Liebe Leserinnen und Leser des Kompakt Kardiologie,

die gemeinsame Pathologie aus Aortenstenose und kardialer ATTR-Amyloidose wird zunehmend als Ursache für eine kombinierte strukturelle Herzinsuffizienz anerkannt. Es wird geschätzt, dass rund zehn Prozent der Patienten mit Aortenstenose gleichzeitig eine kardiale Amyloidose aufweisen. ATTR-spezifische Medikamente sind erst seit Kurzem verfügbar, weshalb deren Wirkung in Bezug auf das Überleben der Patienten mit beiden Erkrankungen noch unklar war. Wissenschaftler aus Österreich und Großbritannien konnten nun erstmals anhand einer internationalen Registeranalyse aufzeigen, dass in dieser spezifischen Patientenkohorte die Kombination aus Klappenersatz und medikamentöser Amyloidose-Therapie (v. a. Tafamidis) mit einem deutlichen Überlebensvorteil einhergeht.
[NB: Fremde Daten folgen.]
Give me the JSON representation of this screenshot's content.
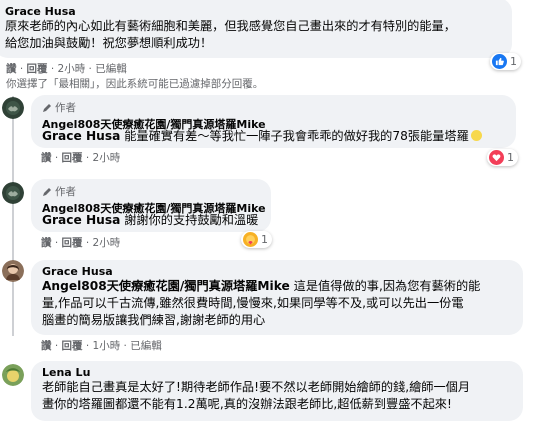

Aufgrund der hohen Dunkelziffer bleibt die gezielte Diagnostik auf Amyloidose bei Patienten mit Aortenstenose ein zentraler nächster Schritt.
Ein deutsch-kanadisches Forschungsteam brachte indes Licht ins Dunkel postinfarktbedingter Rhythmusstörungen: Die von ihnen neu beschriebene Repolarisations-Relaxations-Kopplung erklärt, warum mechanisch induzierte Arrhythmien gerade dann auftreten, wenn das Herz besonders verletzlich ist. Erste Therapieansätze – z. B. Ionenkanalblocker oder Kalziumpuffer – zeigen im Tiermodell bereits Wirkung.
Eine interessante Lektüre und eine angenehme Restwoche wünscht Ihnen




   Ihre
   Dr. Aileen Hochhäuser

 

 
 
Kardiale Amyloidose plus Aortenstenose: Kombinationstherapie kann Leben verlängern

Kardiale Amyloidose plus Aortenstenose: Kombinationstherapie kann Leben verlängern

Das Zusammenspiel aus Aortenklappenstenose und gleichzeitiger kardialer Amyloidose ist mit einem hohen Sterberisiko verbunden. Eine Kombinationstherapie aus Klappeneingriff und medikamentöser Behandlung der Amyloidose kann hier offenbar einen deutlichen Überlebensvorteil bieten.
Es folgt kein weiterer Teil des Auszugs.